= Eastern Shipbuilding =

Shipbuilder based in Panama City, Florida, U.S.

Eastern Shipbuilding Group is a shipbuilder based in Panama City, Florida that operates facilities in the Florida Panhandle in Panama City, Allanton, and Port St. Joe.

The company was founded in 1976 as Eastern Marine by Brian R. D'Isernia as a builder of fishing vessels, and began diversifying into constructing custom ships in the 1980s, beginning with the delivery of its first platform supply vessel (PSV) for the offshore oil and gas industry in 1981. In 1988, the company shut down, but was re-founded at the Panama City shipyard in 1997 as Eastern Shipbuilding Group, and purchased the former-Halter Marine shipyard facility in Allanton in 2000. As of 2009, Eastern employed about 900 people at its two shipyards, covering about 151 acres. Eastern primarily built tugboats and oil industry support vessels through the 2000s and into the 2010s, delivering 93 tugboats and 33 PSVs and similar vessels between 2006 and 2016. In 2012, it began leasing a site in Port St. Joe for post-launch outfitting. By 2016, the company had annual sales of about $300 million, with 1,700 employees and facilities that covered 326 acres. While its primary market remains offshore supply vessels, Eastern received two major orders for other ship types in the mid 2010s—the United States Coast Guard's Offshore Patrol Cutter in 2016, and the Staten Island Ferry's Ollis-class ferry 2017.

Eastern Shipbuilding manufactures tugboats, specialty vessels, fireboats, offshore supply vessels, ferries, fishing vessels, and cutter-patrol craft. They were selected in 2025 to build three hybrid electric ferries for the Washington State Ferries system that will each carry 160 vehicles and 1,500 passengers.

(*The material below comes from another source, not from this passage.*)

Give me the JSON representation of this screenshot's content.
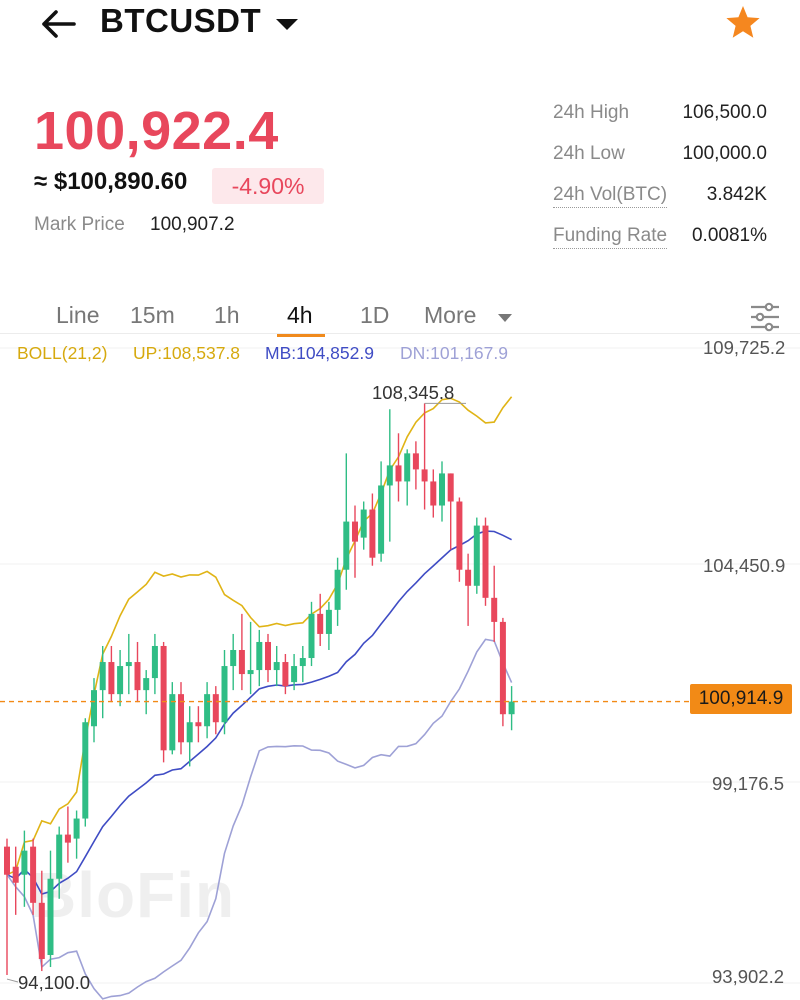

In 2026, Senator Rick Scott held up Coast Guard promotions over Eastern Shipbuilding's 2016 contract to build s, which were supposed to be delivered starting in 2023. Homeland Security secretary Kristi Noem cut the order from four cutters to two in 2025, stating it was "harming the U.S.'s defense capabilities and wasting American’s hard-earned money". Eastern Shipbuilding then stopped work on the remaining ships.